Release Date: July 13, 2023 Secure & Govern 19.1 Release
Issues Unification - Improved Probable Ransomware Processing
Egnyte Secure & Govern now supports “Dismiss” status for Zero-day (Behavioral-based) Probable Ransomware issues. Prior to the 19.1 release, Zero-day Ransomware issues would be removed from the issues view entirely. Now these issue types will be moved to “Dismissed” status, the same as all other issue types, for Administrators to review at a later date or reopen.
More importantly, a user will no longer be whitelisted when a Probable Ransomware issue is “Dismissed”. Instead only the issue detected along with the files will be “Dismissed” for that day (nothing is whitelisted). A new issue can be detected for the user as well as files in the future, but only if new malicious behavior occurs.
For more information regarding the new issue creation/remediation process, refer to Upcoming Issue Remediation Improvements - Milestone 4
Probable Ransomware - Allow Whitelisting of File Extensions for Entropy Detections
Secure & Govern now supports whitelisting file extensions for Zero-day (Behavioral-based) Ransomware detections. When a file extension is whitelisted, no artifact-based or Zero-day Ransomware detection will occur for the whitelisted file extension in the future.

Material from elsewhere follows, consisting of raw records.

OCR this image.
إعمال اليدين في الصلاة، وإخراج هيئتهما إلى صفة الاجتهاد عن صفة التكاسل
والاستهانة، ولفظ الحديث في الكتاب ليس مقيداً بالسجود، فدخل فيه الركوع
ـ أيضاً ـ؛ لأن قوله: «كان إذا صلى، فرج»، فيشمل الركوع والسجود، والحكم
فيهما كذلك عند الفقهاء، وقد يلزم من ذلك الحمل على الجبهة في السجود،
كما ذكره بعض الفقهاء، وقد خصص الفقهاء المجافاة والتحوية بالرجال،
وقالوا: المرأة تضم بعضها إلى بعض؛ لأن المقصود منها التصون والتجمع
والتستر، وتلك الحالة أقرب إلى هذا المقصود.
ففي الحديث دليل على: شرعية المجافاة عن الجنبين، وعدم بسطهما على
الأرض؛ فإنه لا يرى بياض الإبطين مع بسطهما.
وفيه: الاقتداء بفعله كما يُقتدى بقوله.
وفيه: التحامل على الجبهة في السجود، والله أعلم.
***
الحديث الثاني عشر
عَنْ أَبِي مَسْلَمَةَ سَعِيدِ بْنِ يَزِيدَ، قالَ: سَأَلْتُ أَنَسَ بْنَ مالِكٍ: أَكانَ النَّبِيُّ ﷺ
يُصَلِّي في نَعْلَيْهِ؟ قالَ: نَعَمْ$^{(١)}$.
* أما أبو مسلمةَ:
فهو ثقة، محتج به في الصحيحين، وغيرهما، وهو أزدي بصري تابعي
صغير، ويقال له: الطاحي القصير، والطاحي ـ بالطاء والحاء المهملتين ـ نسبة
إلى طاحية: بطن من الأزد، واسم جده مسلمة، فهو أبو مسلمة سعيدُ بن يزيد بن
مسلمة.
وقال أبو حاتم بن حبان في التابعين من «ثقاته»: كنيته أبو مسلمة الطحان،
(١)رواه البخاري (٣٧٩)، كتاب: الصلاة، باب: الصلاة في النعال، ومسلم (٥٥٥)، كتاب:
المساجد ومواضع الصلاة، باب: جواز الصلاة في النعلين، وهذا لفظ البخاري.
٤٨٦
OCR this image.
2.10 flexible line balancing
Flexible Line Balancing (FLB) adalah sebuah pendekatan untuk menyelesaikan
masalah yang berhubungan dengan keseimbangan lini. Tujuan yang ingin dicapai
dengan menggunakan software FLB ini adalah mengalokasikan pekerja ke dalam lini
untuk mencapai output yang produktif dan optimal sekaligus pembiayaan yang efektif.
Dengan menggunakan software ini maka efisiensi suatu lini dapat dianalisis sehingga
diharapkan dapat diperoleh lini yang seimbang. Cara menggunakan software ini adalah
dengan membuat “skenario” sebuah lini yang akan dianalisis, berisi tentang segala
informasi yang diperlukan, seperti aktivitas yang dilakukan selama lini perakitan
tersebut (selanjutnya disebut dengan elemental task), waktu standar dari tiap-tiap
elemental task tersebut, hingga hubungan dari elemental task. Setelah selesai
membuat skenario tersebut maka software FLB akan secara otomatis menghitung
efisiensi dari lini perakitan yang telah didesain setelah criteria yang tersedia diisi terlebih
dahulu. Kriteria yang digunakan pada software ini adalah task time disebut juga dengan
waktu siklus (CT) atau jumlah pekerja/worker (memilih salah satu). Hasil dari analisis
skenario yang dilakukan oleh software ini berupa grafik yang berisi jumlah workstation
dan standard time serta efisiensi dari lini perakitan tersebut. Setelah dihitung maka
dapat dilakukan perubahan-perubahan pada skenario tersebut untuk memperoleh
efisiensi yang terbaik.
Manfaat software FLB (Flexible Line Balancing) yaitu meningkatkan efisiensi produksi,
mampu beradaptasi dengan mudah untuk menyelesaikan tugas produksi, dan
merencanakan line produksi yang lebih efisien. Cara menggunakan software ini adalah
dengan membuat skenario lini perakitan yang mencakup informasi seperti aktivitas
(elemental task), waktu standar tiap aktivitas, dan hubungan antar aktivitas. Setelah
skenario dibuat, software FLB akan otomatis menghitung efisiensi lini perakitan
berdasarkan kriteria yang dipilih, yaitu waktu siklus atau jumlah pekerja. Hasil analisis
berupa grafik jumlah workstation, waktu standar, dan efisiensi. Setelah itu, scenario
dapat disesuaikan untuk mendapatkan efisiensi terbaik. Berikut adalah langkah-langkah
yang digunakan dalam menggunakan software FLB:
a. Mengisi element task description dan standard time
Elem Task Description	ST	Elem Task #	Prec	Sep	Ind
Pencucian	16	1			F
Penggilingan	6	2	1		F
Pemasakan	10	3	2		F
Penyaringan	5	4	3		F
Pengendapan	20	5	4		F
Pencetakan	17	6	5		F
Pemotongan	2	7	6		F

For more information on whitelisting file extensions, refer to Probable Ransomware Whitelisting
Public Links - Fix Crosslink to Egnyte Collaborate
The crosslink to Egnyte Collaborate (highlighted below) has been updated. When a user selects the crosslink, they will be brought directly to the folder or file the public link was created for.
Broad Version of Controlled Unclassified Information (CUI) Policy
A broad version of the Controlled Unclassified Information (CUI) policy is now available. The broad version will search for content that could constitute CUI based on keywords in the content as well as CUI banner markings. The narrow version will only search for CUI banner markings.